1) como a qualquer agente da PSP, um delegado sindical, que não deixa de deter o mesmo vínculo à corporação policial, está potencialmente dentro do campo de aplicação do Estatuto Disciplinar, designadamente podendo ser punido pelo exercício da liberdade de expressão em desobediência às restrições legalmente estatuídas;


2) todavia, pela sua qualidade de sindicalista, as limitações na liberdade de expressão que existem são, em regra, levantadas, por aplicação do regime-regra da Lei n.º 14/2002;


3) cessa essa restrição à restrição quando, conforme expressamente estabelecido na Lei n.º 14/2002, se esteja perante o exercício da liberdade de expressão que, excepcionado da regra enunciada no n.º 2, recaia, assim, dentro da regra geral do n.º 1.


Assim, ao violar, nos termos que constam da acusação – e cuja bondade, como disse, o Provedor de Justiça não tem possibilidade de avaliar –, as referidas disposições da Lei n.º 14/2002, o agente em causa ter-se-á recolocado no âmbito de aplicação do Regulamento Disciplinar, já que, por ter infringido o disposto no art.º 3.º da Lei n.º 14/2002, deixou de beneficiar das particulares garantias concedidas por este diploma ao agentes da PSP quando investidos em funções de alguma forma associadas à actividade sindical.
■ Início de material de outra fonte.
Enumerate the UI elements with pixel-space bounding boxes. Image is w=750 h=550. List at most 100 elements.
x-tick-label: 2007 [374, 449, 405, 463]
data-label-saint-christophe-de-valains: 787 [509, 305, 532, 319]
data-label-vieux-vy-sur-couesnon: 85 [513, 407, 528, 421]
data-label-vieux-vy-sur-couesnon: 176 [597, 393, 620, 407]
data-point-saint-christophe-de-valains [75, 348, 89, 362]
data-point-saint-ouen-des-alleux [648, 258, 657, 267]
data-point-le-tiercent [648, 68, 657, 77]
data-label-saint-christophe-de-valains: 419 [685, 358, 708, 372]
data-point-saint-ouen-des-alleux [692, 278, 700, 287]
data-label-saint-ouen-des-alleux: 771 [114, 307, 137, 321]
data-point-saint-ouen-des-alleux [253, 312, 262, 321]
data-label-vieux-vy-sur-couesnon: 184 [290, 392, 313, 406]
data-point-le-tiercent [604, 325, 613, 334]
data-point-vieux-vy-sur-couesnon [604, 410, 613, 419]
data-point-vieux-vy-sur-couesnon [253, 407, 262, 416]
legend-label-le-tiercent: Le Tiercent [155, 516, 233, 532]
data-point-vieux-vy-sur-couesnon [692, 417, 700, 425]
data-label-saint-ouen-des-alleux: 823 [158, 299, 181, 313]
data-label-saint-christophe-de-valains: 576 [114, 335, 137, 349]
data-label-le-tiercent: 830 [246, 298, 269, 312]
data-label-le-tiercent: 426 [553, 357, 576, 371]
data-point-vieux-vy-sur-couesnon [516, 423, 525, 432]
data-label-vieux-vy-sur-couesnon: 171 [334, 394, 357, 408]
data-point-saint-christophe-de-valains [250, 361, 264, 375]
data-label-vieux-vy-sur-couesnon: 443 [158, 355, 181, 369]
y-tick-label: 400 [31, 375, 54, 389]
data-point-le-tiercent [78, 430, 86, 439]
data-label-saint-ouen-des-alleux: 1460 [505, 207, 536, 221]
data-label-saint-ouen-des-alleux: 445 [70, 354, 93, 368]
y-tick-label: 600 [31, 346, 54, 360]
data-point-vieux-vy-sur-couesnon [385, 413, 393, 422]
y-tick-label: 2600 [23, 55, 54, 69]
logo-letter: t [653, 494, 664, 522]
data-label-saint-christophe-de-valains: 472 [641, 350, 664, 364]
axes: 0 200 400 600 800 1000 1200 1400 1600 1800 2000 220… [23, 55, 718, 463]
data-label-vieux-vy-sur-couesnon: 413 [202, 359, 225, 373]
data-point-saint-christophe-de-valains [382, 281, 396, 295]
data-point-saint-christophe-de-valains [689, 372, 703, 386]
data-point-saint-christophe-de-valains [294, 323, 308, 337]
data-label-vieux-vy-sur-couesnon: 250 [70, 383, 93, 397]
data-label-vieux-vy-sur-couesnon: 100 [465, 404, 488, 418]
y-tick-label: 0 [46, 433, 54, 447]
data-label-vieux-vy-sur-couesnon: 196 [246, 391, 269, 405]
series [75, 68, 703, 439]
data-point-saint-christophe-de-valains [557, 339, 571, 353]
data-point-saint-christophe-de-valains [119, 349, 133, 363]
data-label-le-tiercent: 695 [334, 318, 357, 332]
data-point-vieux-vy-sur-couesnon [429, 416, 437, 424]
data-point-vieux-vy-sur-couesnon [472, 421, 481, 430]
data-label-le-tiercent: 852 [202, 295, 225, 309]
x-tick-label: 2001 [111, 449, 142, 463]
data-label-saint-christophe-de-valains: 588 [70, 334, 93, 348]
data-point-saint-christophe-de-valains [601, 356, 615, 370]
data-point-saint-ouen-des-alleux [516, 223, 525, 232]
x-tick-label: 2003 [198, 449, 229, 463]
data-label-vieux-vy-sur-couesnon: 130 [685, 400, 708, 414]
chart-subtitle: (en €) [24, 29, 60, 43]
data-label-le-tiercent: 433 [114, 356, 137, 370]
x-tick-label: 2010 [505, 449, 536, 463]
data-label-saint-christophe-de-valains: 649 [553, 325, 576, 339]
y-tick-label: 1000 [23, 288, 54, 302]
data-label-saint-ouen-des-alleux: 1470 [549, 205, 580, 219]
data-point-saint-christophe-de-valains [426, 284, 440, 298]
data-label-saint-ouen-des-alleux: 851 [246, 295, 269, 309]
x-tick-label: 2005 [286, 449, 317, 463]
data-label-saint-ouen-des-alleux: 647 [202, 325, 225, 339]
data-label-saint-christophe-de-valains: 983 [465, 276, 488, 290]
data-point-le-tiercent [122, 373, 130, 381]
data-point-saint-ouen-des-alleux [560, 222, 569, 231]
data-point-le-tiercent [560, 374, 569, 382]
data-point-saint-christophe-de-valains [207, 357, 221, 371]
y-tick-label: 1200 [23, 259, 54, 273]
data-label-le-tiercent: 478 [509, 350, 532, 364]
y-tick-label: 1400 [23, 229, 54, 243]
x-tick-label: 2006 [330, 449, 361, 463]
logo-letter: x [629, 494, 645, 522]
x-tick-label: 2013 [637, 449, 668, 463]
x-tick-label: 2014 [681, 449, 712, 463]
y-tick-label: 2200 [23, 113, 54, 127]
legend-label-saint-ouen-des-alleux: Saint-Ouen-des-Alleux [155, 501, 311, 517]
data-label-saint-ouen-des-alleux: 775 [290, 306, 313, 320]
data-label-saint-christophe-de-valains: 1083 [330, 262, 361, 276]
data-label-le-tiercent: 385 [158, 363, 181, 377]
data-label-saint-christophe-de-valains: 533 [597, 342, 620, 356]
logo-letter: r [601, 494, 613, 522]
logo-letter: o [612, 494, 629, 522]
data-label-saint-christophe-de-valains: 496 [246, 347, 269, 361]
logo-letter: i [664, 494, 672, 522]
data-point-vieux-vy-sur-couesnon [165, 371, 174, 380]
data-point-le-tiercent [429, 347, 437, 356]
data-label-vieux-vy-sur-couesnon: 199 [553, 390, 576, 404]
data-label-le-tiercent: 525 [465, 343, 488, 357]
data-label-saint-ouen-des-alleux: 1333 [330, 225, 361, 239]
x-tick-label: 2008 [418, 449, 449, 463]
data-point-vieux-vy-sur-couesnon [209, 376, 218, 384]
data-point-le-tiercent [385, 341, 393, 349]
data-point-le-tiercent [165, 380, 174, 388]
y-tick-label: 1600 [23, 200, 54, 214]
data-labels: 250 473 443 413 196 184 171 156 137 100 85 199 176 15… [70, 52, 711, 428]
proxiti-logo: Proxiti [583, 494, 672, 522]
Reparem V.ªs Ex.ªs que o art.º 4.º da Lei n.º 14/2002, precisamente sob a epígrafe “Garantias” refere expressamente que “o pessoal da PSP com funções policiais não pode ser prejudicado, beneficiado, isento de um dever ou privado de qualquer direito em virtude dos direitos de associação sindical ou pelo exercício da actividade sindical, sem prejuízo do disposto no artigo anterior(sublinhado meu), isto é, sem prejuízo do disposto no acima mencionado art.º 3.º que, conforme referido, contém um conjunto de restrições ao exercício da liberdade de expressão no âmbito sindical.



Foi isto que efectivamente sucedeu no âmbito da acusação em apreço, correctamente em termos de forma, mas bem ou mal, em termos substantivos, reiterando que, na perspectiva estrita colocada por V.ªs Ex.ªs e abordada no presente ofício, não me merece reparo. Quanto à decisão em si, isto é, quanto à questão de saber se a lei foi ou não bem aplicada ao caso concreto, uma eventual impugnação judicial poderá analisar da justeza ou não dessa decisão.



 


 





Notas de rodapé
:


(1) Além de que as matérias respeitantes ao segredo de justiça, bem como as questões relativas à segurança e à defesa, poderão, nos casos devidamente justificados pelos órgãos competentes, invocando interesse superior do Estado, ser subtraídas à possibilidade de actuação do Provedor de Justiça (art.º 29.º, n.º 3, do Estatuto do Provedor de Justiça, aprovado pela Lei n.º 9/91, de 9 de Abril).